Pas d’accord des ministres du travail du G20 sur l’augmentation des salaires, le chômage et la croissance

La lettre électronique @ ctualités Europe – International n°21 par Secteur Europe - International

Alors que la crise de l’emploi fait rage - rappelons le chiffre faramineux de 100 millions de chômeurs dans les pays du G20 - les Ministres du Travail du G20 n’ont pourtant pas inscrit le chômage et la croissance à l’ordre du jour du prochain sommet du G20 qui aura lieu à Brisbane en Australie, en novembre prochain. Aucun consensus n’a été trouvé sur la nécessité d’une hausse salariale dans le monde.

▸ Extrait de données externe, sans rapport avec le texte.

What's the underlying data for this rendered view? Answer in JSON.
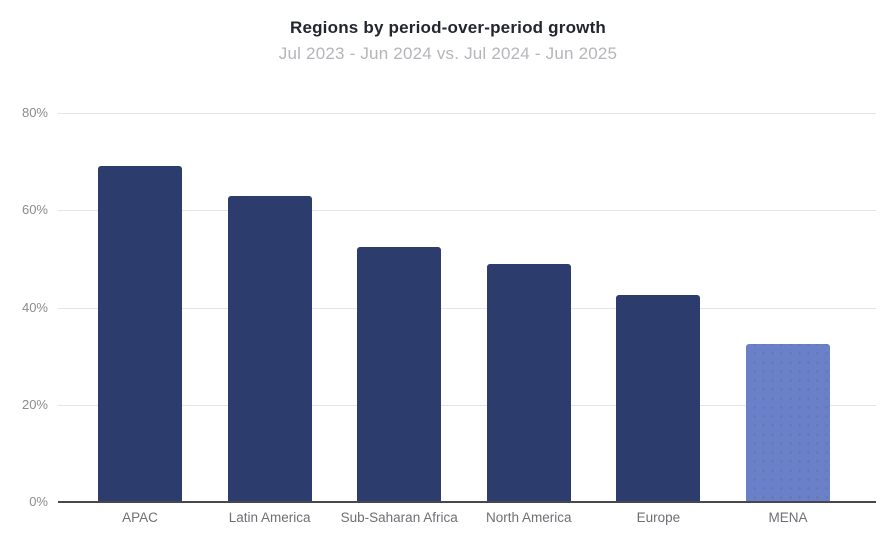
{
  "chart_data": {
    "type": "bar",
    "title": "Regions by period-over-period growth",
    "subtitle": "Jul 2023 - Jun 2024 vs. Jul 2024 - Jun 2025",
    "categories": [
      "APAC",
      "Latin America",
      "Sub-Saharan Africa",
      "North America",
      "Europe",
      "MENA"
    ],
    "values": [
      69,
      63,
      52.5,
      49,
      42.5,
      32.5
    ],
    "xlabel": "",
    "ylabel": "",
    "ylim": [
      0,
      80
    ],
    "y_ticks": [
      {
        "label": "0%",
        "value": 0
      },
      {
        "label": "20%",
        "value": 20
      },
      {
        "label": "40%",
        "value": 40
      },
      {
        "label": "60%",
        "value": 60
      },
      {
        "label": "80%",
        "value": 80
      }
    ],
    "grid": "horizontal",
    "legend": "none",
    "colors": {
      "bar_default": "#2b3c6d",
      "bar_highlight": "#6a80c8",
      "highlight_category": "MENA",
      "gridline": "#e4e4e7",
      "axis_line": "#48484c",
      "title_text": "#23262e",
      "subtitle_text": "#b5b5ba",
      "tick_text": "#8b8b90",
      "category_text": "#6f6f74"
    }
  }
}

Si des engagements ont été pris par les Ministres du Travail concernant les jeunes, les femmes, la lutte contre l’économie informelle et la sécurité sur le lieu de travail et les chaînes d’approvisionnement, la question de l’augmentation des salaires telle que recommandée par l’Organisation Internationale du Travail, le L20 (syndicats des pays du G20), la Banque Mondiale, et même l’OCDE afin de stimuler la demande, reste ignorée par les dirigeants des pays du G20. Pourtant, des études économiques présentées aux Ministres du G20 révèlent que la combinaison de l’augmentation des salaires et de l’investissement public dans les infrastructures sociales et matérielles de l’ordre de 1% du PIB pourraient accroître le taux de croissance économique dans les pays du G20 jusqu’à 5,8% d’ici à 2018.

Le déficit d’emplois mondial est aujourd’hui évalué à 62 millions par l’OIT et les salaires stagnent ou baissent dans de nombreux pays. Pour FO, la relance de la consommation et donc de l’économie et de l’emploi passe plus que jamais par l’augmentation des salaires.